Solculuk 'Din'leşince...

04 Aralık 2008 Perşembe

Gürbüz Çapanın son yazılarını okuyor musunuz?.. Geçenlerde fark ettim ki ergenekonzedeliğinden beri sanki daha bir yazarlaşmış.. hele Gün Zilelinin kitaplarından söz ederken...

İletişimden çıkan Yarılma, Havariler ve Sapaktaki yaşamöyküsünü solcularla birlikte sağcıların da okumasını diliyor ve ekliyor; Bir kez daha anladım; sorun imamda değil, dinde! Solculuğun din haline getirilmesinde. Solculuk din hâline getirilince, peygamberi de oluyor, havarisi de, şeyhi de Solculuğu din haline getiren aklın, akıllıların ve bu düzenin, kör değirmen taşı gibi, solu, bizim çocukları öğütmesinin önüne geçmek mümkün değil (28 Kasım 2008-Cumhuriyet)

Düşündüm...

Çapanın serzenişi, yerel seçimler için sol adayların belirlenmesinde bile gözlenmiyor mu?

Nice pırıl pırıl, bilinçli insanlar yine öğütülüyor; nice her yaştan bilgili, birikimli aday, solcu şeyhlerin dudak bükmeleriyle eleniyor...

Çünkü adayın gerçekten fikir sahibi ya da uzman olması değil, parti içindeki tarikat(!)tan olması önemli... Seçildiğinde gerçekten kente ve topluma yararlı olacak yetenekleri değil, partideki tarikata hizmet edebilecek bağları değerli...

Dahası, seçilebilmesi için de halkın güven duyacağı yeni ve saygın bir isim olması yerine, seçime bol para ayırması ve tarikatın delegelerine her akşam toplu yemek ısmarlaması daha geçerli

‘Ruhani’ bölünmüşlük

Evet... Solculuk din haline gelince, aklın yerini yine körü körüne bağlılık alıyor; mantık, yerini batıl inança bırakıyor. En açık gerçekleri bile göremeyen koşullanmış kafalar parti kararlarını belirliyor...

Bunun doruğa çıkan örneği, soldaki akıl dışı bölünmeler yüzünden nice belediyenin sağa sunulması değil midir?

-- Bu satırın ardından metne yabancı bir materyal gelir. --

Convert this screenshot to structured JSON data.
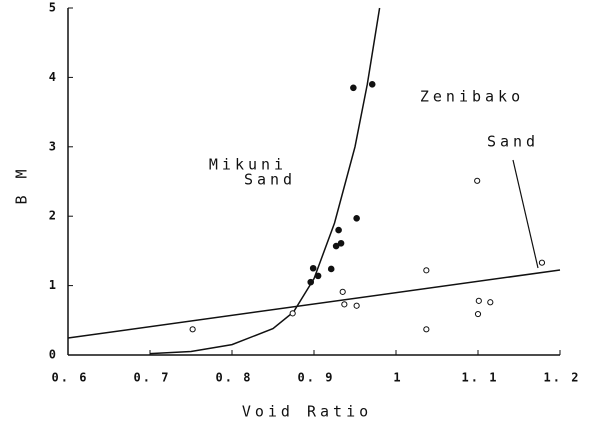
{
  "chart_data": {
    "type": "scatter",
    "xlabel": "Void Ratio",
    "ylabel": "B M",
    "xlim": [
      0.6,
      1.2
    ],
    "ylim": [
      0,
      5
    ],
    "xticks": [
      {
        "value": 0.6,
        "label": "0. 6"
      },
      {
        "value": 0.7,
        "label": "0. 7"
      },
      {
        "value": 0.8,
        "label": "0. 8"
      },
      {
        "value": 0.9,
        "label": "0. 9"
      },
      1,
      {
        "value": 1.1,
        "label": "1. 1"
      },
      {
        "value": 1.2,
        "label": "1. 2"
      }
    ],
    "yticks": [
      0,
      1,
      2,
      3,
      4,
      5
    ],
    "color": "#111111",
    "series": [
      {
        "marker": "filled",
        "x": [
          0.948,
          0.971,
          0.952,
          0.93,
          0.933,
          0.927,
          0.921,
          0.899,
          0.905,
          0.896
        ],
        "values": [
          3.85,
          3.9,
          1.97,
          1.8,
          1.61,
          1.57,
          1.24,
          1.25,
          1.14,
          1.05
        ]
      },
      {
        "marker": "open",
        "x": [
          0.752,
          0.874,
          0.935,
          0.937,
          0.952,
          1.037,
          1.037,
          1.099,
          1.101,
          1.115,
          1.1,
          1.178
        ],
        "values": [
          0.37,
          0.6,
          0.91,
          0.73,
          0.71,
          0.37,
          1.22,
          2.51,
          0.78,
          0.76,
          0.59,
          1.33
        ]
      }
    ],
    "lines": [
      {
        "x": [
          0.7,
          0.75,
          0.8,
          0.85,
          0.875,
          0.9,
          0.925,
          0.95,
          0.965,
          0.98
        ],
        "values": [
          0.02,
          0.05,
          0.15,
          0.38,
          0.62,
          1.1,
          1.9,
          3.0,
          3.9,
          5.0
        ]
      },
      {
        "x": [
          0.6,
          1.2
        ],
        "values": [
          0.245,
          1.225
        ]
      }
    ],
    "annotations": [
      "Mikuni",
      "Sand",
      "Zenibako",
      "Sand"
    ]
  }
}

Ey solcular birleşin; boş inançla değil, gerçeği görerek siyaset yapındiyenler ise solcu şeyh olmadıklarından, sözlerine aldıran yok.

İlhan Selçukun solcu solcunun kurdudur sözü yine doğrulanıyor. Bölünmüş sol, oyları da bölmek için ruhani bağnazlığını sürdürüyor. Göreceksiniz, bundan ötürü seçim yitirilirse, yine diyecekler ki; Birleşme için bizim partiyi yeğleselerdi, böyle olmazdı...”

Ey din, sen nelere kadirsin; solcuyu bile beyinsiz kılacak kadar muazzam bir güce sahipsin...

Bir garip oldular

Solculuk din haline gelince, solcular da bir garip oluyor.

Örneğin, şu dev süpermarketler için; Artık kentlere sokmayalım; çarşı ve pazar geleneğimiz yaşasın; paramızı küresel tekellere değil kendi esnafımıza verelim deyip duruyoruz ya...

Pazarcıyla insan insana konuşarak; manavla, kasapla ahbaplık kurarak alışveriş yapmak varken, bakıyorsun aynı süpermarketlerin en sadık müşterileri solcular...

Hatta bu sömürüye çağdaşlık(!) adına izin veren, kentin merkezinde açılmasına önayak olanlar bile sadece sağcılar değil, solcu belediye başkanları! Çünkü üretime değil, tüketim dinine inanıyorlar. Halkın pazar günleri, örneğin mesirelere gitmek yerine tüketim hangarlarına tıkılmasını çağdaşlık sanıyorlar.

Dahası, Kente hareket gelsin, Dünya kenti olalım, Artık marka kentiz vb abuk gerekçelerle ayrıcalıklı rant binalarına imar olanaklarını savunan solcularımız bile var.

Çünkü ulusal kalkınmaya değil, yatırım dinine inanıyorlar.

Hatta, Canım şu 2B artık zorunluluk; AKPnin oy avcılığına izin vermeyelim, biz de bir formül bulalım.. diyerek, yasadışı orman talanı rantını tapuyla aklamaya hazır solcular biliyorum...

Çünkü gelecek kuşaklara değil, mülkiyet dinine bağlılar...

İşte böylesine sağcılıktan farksız bir ekonomi ve siyaset anlayışının solculuğu da sadece yakalardaki Atatürk rozetinde kalıyor...

Evet... Yerel seçimler yaklaşıyor. Gürbüz Çapan yazısında soruyor;

Bakalım sol tarikatın cinci hocaları ne yapacaklar?